Typical scenario for a published book with a traditional publisher
The bookstore pays 60%(typically) for your book. You pay your publisher and agent from that amount. $8.39
Your publisher takes 65% of that for advertising, distributing and printing. $5.45 (65%)
Your agent takes 15% for selling your book to the publisher-I'm not sure if that 15% is taken from the $8.39 or the $2.94. So, I've color coded them.
You pay Uncle Sam about 1/3 of that $1.13/1.67 (13%,20%) profit
If your experience with traditional publishing was different than this, I'd love to hear about it. Please comment.
Indie Publishing
Cost of your book in retail stores $13.99
Bookstores pay 60% of retail for your book that leaves $8.39
Your distributor takes 25% of that 60% They earn $2.10. That leaves $6.29
Subtract the cost to print your book $1.25(15%)-$3.50 (42%) for a 350 page book depending
on how many you print.
What you get $3.04 (36%) to $4.79 (57%) if you do all free advertising
Good luck with that
Uncle Sam takes about 1/3 $2.12 (25%)-3.16 (38%)

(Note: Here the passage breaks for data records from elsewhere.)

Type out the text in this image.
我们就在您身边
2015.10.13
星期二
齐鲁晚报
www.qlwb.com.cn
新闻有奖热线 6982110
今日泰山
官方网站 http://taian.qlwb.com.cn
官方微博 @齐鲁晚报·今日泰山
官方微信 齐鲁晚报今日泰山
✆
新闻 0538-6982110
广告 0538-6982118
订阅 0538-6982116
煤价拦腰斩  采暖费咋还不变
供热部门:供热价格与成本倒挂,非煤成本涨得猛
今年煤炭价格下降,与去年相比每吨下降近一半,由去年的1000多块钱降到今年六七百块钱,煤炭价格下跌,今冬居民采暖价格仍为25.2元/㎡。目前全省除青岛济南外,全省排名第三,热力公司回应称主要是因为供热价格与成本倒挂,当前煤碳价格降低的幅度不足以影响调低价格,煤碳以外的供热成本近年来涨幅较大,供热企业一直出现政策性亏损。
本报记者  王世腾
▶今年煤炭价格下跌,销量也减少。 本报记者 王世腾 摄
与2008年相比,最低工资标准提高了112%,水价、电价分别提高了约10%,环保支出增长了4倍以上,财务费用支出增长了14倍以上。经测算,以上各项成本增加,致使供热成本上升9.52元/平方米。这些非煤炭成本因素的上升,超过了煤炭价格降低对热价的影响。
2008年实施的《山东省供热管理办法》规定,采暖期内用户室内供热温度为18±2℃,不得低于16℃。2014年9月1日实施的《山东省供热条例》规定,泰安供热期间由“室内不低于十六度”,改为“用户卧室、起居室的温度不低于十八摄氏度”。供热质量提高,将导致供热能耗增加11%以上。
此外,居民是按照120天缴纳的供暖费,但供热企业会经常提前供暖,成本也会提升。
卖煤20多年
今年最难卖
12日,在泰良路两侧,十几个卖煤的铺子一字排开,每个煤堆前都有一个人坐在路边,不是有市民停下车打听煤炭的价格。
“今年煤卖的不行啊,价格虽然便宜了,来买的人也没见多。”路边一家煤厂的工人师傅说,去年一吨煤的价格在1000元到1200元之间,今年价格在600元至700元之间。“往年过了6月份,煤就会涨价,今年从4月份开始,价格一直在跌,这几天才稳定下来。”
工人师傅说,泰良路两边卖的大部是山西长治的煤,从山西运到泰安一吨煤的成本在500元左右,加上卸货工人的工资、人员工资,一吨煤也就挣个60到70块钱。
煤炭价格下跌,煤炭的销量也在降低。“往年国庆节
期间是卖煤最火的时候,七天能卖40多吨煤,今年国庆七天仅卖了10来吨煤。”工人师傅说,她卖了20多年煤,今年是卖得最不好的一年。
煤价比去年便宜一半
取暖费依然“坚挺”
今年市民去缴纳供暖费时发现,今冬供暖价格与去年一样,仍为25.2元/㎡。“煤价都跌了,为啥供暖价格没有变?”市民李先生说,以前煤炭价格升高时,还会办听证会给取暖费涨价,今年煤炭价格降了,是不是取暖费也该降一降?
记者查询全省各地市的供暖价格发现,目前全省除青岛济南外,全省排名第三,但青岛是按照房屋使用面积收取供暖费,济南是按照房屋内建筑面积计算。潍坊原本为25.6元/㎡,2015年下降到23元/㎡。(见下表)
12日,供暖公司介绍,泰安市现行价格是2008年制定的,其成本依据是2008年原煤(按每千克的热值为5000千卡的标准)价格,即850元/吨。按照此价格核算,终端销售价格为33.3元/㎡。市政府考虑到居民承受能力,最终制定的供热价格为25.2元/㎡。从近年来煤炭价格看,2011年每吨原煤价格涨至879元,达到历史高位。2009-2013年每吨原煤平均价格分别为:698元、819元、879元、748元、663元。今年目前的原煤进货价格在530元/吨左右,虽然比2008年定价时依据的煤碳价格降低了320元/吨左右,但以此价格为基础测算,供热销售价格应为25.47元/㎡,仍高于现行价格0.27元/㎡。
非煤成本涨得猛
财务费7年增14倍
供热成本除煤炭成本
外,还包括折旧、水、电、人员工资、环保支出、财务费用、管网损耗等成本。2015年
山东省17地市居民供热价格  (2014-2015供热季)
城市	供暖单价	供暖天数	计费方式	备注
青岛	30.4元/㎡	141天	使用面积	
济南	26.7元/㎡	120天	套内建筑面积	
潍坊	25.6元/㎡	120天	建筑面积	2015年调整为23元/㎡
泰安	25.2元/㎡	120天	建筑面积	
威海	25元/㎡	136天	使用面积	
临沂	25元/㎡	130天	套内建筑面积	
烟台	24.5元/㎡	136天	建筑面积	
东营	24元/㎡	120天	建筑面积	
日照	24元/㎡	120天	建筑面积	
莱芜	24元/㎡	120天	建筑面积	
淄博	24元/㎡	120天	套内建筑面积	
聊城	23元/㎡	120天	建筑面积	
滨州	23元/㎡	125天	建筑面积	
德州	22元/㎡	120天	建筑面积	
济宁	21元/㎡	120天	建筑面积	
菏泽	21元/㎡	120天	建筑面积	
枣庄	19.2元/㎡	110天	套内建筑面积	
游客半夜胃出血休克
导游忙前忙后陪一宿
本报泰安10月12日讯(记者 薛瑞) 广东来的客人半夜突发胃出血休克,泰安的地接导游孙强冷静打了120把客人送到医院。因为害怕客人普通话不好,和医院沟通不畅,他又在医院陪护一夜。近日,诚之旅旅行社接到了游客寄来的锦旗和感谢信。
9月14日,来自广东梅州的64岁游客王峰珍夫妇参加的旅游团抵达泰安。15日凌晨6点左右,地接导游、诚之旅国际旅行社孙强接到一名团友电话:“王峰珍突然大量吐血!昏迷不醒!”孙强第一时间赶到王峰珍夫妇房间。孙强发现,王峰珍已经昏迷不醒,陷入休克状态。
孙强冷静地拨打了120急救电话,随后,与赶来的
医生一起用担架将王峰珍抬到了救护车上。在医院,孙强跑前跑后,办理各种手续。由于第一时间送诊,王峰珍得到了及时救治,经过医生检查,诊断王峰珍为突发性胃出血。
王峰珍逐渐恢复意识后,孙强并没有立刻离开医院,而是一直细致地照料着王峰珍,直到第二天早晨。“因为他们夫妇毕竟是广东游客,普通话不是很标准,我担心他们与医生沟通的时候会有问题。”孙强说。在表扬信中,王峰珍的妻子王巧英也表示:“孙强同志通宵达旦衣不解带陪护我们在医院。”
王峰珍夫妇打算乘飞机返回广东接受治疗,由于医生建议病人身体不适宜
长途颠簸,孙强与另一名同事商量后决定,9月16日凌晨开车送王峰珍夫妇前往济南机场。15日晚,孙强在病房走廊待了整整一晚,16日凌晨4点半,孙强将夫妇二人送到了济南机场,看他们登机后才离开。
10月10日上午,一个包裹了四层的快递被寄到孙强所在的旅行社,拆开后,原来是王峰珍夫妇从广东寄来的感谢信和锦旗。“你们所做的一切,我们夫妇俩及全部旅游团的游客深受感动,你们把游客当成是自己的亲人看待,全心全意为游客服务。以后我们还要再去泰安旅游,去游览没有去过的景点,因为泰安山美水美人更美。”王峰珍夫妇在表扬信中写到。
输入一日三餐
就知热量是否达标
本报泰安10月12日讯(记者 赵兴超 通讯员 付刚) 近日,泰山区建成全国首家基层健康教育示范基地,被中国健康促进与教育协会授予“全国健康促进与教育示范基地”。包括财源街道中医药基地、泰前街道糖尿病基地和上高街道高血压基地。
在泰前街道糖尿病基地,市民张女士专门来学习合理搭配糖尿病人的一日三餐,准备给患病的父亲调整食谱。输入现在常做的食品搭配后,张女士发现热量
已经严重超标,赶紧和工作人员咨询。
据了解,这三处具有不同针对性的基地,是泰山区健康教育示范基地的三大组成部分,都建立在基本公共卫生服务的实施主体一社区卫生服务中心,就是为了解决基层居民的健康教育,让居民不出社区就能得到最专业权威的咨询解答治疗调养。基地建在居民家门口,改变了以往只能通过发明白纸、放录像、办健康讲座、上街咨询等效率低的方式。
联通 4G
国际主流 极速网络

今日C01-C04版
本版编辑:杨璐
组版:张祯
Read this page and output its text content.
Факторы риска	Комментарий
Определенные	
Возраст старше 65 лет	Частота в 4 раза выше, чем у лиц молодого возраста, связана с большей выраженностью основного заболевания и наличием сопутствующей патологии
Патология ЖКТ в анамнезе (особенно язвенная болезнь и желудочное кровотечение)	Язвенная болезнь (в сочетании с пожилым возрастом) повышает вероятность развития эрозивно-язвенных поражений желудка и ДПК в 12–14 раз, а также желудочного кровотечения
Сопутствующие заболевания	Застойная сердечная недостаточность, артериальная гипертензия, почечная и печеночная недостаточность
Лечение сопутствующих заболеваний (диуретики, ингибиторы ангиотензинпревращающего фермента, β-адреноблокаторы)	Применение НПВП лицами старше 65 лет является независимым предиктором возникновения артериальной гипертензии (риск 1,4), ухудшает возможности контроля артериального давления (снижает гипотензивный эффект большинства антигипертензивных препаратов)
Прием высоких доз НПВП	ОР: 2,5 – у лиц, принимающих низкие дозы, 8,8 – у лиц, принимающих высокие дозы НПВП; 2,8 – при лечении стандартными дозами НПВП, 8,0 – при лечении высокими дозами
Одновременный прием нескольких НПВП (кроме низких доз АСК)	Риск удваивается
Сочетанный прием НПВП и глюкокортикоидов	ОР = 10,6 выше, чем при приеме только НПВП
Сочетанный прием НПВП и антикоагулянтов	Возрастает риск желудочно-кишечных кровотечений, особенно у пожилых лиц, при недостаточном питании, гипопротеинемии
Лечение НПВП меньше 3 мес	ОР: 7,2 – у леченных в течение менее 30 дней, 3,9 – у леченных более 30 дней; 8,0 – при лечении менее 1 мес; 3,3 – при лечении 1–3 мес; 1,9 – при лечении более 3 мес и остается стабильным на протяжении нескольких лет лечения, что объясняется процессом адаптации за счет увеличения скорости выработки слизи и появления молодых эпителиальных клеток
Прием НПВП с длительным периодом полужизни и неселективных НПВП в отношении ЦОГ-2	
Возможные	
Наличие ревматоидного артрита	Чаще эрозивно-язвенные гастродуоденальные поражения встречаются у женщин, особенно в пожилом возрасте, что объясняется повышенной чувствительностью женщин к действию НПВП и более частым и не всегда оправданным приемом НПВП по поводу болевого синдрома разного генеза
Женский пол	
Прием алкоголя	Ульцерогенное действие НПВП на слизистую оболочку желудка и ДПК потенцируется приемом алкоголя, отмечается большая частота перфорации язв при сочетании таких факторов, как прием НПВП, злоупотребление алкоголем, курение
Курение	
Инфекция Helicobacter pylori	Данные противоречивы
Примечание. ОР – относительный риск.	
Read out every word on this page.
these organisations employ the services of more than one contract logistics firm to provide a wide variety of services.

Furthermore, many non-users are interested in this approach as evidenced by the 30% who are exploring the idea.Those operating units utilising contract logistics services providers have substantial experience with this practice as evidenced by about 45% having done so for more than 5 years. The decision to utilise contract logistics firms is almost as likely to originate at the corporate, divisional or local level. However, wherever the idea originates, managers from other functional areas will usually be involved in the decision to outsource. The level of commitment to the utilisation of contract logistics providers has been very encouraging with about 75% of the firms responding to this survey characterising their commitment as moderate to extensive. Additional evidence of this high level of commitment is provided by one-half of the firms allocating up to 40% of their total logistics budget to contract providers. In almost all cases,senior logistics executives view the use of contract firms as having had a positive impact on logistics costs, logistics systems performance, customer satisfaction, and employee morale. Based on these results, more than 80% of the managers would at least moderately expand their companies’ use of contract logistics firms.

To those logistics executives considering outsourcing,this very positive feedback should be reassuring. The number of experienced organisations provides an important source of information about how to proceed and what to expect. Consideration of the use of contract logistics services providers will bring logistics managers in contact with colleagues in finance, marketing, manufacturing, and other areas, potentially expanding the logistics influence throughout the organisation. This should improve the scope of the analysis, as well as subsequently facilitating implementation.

POD (Print on Demand) Publisher I will use Createspace as the example
Cost of your book $13.99
You get $6.24 from sales at Createspace
$3.44 from sales on Amazon
$.64 from all other .coms
Your book is not in stores
Ebooks
Smashwords takes about 19%. That is about $.18 per dollar your book sells for
If you let Smashwords distribute to Barnes and Noble, Diesel, Kobe and others, you end up with 60%. That means that if you sell your book for $2.99 you'll get $1.81.
Amazon.com (KDP)
If you price your book between $2 and $9.98, you will earn 65%
If you price your book less than $1.99 or over $9.99, you will earn 35%.